Thompson, police and prosecutors contend, was seven months pregnant with a child belonging to Ege's long time boyfriend. Ege, they say, killed Thompson in a jealous rage. She was convicted in 1994 and sent to prison for life.
But in 2005 a federal judge ordered a new trial. U.S. District Judge David Lawson found that the expert prosecution testimony of a dentist, who told jurors that bruising on the victim's face was very likely a bite mark left by Ege, was inherently unreliable.
Dentist Allan Warnick testified that Ege's teeth patterns so closely matched the bite mark on Thompson that, "In my expert opinion, nobody else would match up" among metro Detroit's 3.5 million residents. Jurors, in published reports after the guilty verdict, said the bite-mark testimony convinced them Ege was at the scene.
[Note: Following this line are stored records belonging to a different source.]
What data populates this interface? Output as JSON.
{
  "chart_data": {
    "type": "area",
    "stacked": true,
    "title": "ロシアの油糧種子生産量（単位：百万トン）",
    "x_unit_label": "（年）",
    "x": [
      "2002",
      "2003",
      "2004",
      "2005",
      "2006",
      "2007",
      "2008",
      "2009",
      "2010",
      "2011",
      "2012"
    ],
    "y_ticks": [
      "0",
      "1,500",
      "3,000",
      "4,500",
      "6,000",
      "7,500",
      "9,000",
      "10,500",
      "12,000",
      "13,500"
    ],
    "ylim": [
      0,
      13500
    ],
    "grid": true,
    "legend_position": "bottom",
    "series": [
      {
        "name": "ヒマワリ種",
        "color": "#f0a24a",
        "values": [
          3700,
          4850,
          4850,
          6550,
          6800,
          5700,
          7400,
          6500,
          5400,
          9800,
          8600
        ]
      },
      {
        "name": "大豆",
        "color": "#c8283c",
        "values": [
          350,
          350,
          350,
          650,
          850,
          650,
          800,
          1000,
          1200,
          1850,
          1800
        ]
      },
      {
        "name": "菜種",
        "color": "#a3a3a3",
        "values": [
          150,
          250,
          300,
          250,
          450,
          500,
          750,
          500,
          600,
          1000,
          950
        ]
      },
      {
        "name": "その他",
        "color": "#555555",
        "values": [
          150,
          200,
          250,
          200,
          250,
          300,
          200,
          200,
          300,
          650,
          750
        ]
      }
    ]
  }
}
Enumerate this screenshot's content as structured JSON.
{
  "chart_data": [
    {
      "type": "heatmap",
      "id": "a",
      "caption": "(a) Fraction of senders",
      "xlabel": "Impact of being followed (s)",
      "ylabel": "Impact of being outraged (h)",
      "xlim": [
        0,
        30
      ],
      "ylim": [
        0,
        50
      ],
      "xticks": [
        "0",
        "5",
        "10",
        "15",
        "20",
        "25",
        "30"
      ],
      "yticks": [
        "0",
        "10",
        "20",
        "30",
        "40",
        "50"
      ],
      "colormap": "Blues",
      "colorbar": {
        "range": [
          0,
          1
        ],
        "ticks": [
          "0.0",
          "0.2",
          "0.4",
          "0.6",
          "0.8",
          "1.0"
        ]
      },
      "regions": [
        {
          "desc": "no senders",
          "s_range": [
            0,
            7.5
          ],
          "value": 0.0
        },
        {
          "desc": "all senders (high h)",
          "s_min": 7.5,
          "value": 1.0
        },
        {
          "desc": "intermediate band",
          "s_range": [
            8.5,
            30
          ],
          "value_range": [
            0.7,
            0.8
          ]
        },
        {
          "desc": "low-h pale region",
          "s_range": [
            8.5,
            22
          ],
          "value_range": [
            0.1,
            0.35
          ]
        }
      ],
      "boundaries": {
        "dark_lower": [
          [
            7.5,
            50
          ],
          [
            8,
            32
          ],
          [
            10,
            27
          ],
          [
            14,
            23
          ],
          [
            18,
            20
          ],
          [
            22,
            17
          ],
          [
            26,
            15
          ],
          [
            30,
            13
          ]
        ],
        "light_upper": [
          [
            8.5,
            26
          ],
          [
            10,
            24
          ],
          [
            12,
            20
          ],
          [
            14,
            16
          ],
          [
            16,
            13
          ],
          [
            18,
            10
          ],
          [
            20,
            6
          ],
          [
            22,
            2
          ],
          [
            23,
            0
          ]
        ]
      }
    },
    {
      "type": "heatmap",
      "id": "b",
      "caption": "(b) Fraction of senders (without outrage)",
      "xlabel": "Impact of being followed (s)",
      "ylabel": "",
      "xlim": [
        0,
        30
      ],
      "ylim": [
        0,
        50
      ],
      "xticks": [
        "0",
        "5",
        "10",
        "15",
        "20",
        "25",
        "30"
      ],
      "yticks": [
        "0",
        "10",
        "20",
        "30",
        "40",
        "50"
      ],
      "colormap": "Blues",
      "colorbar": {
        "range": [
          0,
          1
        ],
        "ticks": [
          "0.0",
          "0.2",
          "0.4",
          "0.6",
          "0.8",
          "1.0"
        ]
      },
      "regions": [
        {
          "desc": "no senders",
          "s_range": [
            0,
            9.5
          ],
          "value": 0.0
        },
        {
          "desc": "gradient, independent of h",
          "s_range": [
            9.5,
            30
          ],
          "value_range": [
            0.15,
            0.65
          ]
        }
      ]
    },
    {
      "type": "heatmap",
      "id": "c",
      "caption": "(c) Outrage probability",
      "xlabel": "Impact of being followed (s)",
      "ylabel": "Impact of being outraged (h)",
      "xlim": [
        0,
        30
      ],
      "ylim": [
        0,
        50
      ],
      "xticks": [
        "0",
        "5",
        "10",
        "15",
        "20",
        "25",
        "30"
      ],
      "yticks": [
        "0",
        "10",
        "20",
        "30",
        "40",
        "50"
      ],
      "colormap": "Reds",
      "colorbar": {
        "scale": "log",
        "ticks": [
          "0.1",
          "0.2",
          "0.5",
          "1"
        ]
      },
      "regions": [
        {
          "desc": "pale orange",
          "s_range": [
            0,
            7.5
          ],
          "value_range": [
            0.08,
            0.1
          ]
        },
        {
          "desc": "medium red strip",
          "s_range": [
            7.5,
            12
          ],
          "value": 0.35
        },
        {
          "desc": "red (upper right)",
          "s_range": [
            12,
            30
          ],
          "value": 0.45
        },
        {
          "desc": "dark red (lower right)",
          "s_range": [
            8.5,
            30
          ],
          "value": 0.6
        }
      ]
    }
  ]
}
No other physical evidence placed her there. But the dentist, both before and in the years after Ege's conviction, has been discredited by other forensic dentists who examined his work and found his conclusions unreliable. Ege's case is the sixth murder or rape case overturned or dropped based on Warnick's involvement.
In ordering a new trial for Ege, now 50, Judge Lawson noted Warnick has been "thoroughly cast into disrepute as an expert witness."
Ege's attorney, Carole Stanyar, who has been fighting to free Ege for more than 10 years, said Monday, "She has been waiting a long time for this trial. She is looking forward to proving her innocence."
Thompson's family members say they are heartbroken and angry that Ege will get a new trial, and continue to believe in her guilt. They note that prosecutors also presented witnesses at her first trial who told jurors Ege had been threatening to harm Thompson in the weeks and months leading up to the killing.
"It was absolutely the most terrible news that we could have heard, " said Thompson's sister, Loraine Beydoun, who is traveling from out of state to attend the trial, along with other relatives.
Jury selection is to begin today before Oakland County Circuit Judge Edward Sosnick.